Je viens te chercher (dans Regarder l’océan) – Dominique Ané

Je viens te chercher.

Tu es depuis trop longtemps enfermé dans cette chambre, recroquevillé sous les draps la nuit. Le moindre bruit te fait sursauter. On t’a pourtant prévenu du risque d’être seul à l’étage, auprès d’un grenier dont les poutres craquent. Tu n’as rien voulu savoir. Je ne peux pas croire que tu l’aies fait exprès, que tu aies voulu éprouver ton courage. Tu sais que tu n’en as pas. Mais tu étais déterminé, obsédé par la vue depuis les deux petites fenêtres au-dessus de ton lit. Tu as voulu apprivoiser l’horizon, dont la nudité t’intimide. Tu t’es vu en guetteur de fort, Drogo en herbe, la boue des champs en guise de sable. Tu t’es posté à la fenêtre. Personne n’est venu te relever.

Des années durant, je t’ai ignoré. J’avais lâché ta main. Penser à toi me gênait, comme à un vieil ami dont on fuit la compagnie pour ne pas se sentir enferré dans le passé. J’estimais ne rien te devoir : ce que je vivais n’était en rien lié à toi, à tes désirs et à tes frustrations, la charge ne m’en revenait pas. Je refusais le statut d’adulte, mais en endossais toutes les tares : le détachement, le cynisme, l’infidélité à celui que j’avais été, que tu es. L’enfance était un navire désamarré, perdu en mer.

Tu n’avais pas idée de ce que tu deviendrais, de ce que je serais, le temps était neuf pour toi, l’avenir lointain. A mesure que le mien s’amenuise, le passé tend avec insistance une main de plus en plus difficile à saisir. Il faut se pencher, toujours plus en avant. J’ai senti un jour que je tournais la tête, et que mon corps suivait, sans rechigner. Tu t’immisçais dans mes pensées, mes choix, et je ne m’y opposais pas. Je sentais le sol s’affermir.

Ce revirement n’a pas été sans culpabilité. Comment avais-je pu te négliger, te nier à ce point? Que n’avais-je donc fait? Dès que j’ai pu t’échapper, je n’ai pas hésité. Il a suffi que je change de lieu, que je m’éloigne de ta chambre, que je fuie ton regard asservi à un paysage qui ne le méritait pas, et tes nuits la tête sous les draps.
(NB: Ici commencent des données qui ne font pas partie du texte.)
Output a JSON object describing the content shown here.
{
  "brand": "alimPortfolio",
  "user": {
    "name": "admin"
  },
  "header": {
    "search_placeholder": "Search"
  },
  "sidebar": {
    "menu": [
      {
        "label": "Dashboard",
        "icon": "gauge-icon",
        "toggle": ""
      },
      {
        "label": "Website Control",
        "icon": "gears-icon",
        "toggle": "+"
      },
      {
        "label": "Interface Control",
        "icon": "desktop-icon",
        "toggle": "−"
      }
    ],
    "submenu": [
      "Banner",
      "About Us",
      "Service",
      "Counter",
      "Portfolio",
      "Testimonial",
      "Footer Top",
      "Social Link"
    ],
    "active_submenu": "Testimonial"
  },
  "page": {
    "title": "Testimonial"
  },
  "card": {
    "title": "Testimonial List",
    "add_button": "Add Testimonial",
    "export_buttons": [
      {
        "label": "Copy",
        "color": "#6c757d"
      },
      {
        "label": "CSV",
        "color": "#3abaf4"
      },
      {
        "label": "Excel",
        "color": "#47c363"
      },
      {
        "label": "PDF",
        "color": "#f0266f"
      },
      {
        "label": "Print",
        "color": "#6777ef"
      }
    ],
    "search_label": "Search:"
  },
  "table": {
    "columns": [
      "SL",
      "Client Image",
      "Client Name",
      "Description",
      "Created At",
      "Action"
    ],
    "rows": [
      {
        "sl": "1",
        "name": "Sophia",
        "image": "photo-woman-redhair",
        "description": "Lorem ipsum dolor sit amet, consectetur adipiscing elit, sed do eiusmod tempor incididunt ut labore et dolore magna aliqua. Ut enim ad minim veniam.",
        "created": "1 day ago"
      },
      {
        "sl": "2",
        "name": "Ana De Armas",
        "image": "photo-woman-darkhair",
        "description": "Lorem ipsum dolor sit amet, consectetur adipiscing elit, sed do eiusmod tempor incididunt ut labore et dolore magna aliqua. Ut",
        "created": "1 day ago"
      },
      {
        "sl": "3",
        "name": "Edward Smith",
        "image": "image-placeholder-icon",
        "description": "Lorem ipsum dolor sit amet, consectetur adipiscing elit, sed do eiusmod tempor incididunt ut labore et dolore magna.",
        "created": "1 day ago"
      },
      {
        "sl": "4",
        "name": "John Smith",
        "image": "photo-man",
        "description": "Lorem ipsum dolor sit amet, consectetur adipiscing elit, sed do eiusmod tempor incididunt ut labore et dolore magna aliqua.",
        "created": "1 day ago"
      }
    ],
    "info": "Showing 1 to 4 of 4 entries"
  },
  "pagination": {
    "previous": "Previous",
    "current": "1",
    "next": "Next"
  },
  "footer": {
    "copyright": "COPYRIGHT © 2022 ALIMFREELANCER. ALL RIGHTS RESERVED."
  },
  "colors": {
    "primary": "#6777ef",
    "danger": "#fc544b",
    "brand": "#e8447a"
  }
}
Une chose flottait dans cette maison, que tu n’as jamais pu définir, mais qui s’engouffrait dans l’escalier et menaçait d’apparaître dans l’encadrement de ta porte. Même en pleine journée, tu en guettais l’apparition. L’horizon, si terne fût-il, était-il une porte de sortie? Espérais-tu que par temps clair une terre accueillante s’y profilerait, un lieu au pied duquel tes frayeurs s’évanouiraient?

Je t’ai confondu avec elles, tu les incarnais. Te fuir, c’était s’y soustraire. Renouer avec toi, c’était en prendre enfin ma part, plonger en elles. A cette condition seule, je pourrais te retrouver.

Je ne savais pas comment m’y prendre. Je t’ai écrit. Le message te parviendrait peut-être par quelque faille temporelle… Mais, autant que je m’en souvienne, tu n’en as pas eu connaissance. Tu ne m’as laissé aucun signe prouvant que tu l’avais reçu. Tu ne m’attendais pas. J’ai compris que le futur était tenu en respect au seuil de ta chambre. Tu étais consigné. Pour te sortir de là, il me fallait venir te chercher.

Je dus m’accrocher, et éviter de regarder en bas. L’ascension fut lente. Jours pâles, nuits profondes. J’avançais ainsi.

Maintenant, je suis tout proche, au bas de l’escalier. Je vais gravir les marches qui mènent à ta chambre. Si elles craquent, ce n’est que moi, n’aie pas peur. Une fois dans le couloir, en haut, je pousserai ta porte.

Ce n’est que moi. Je viens te chercher.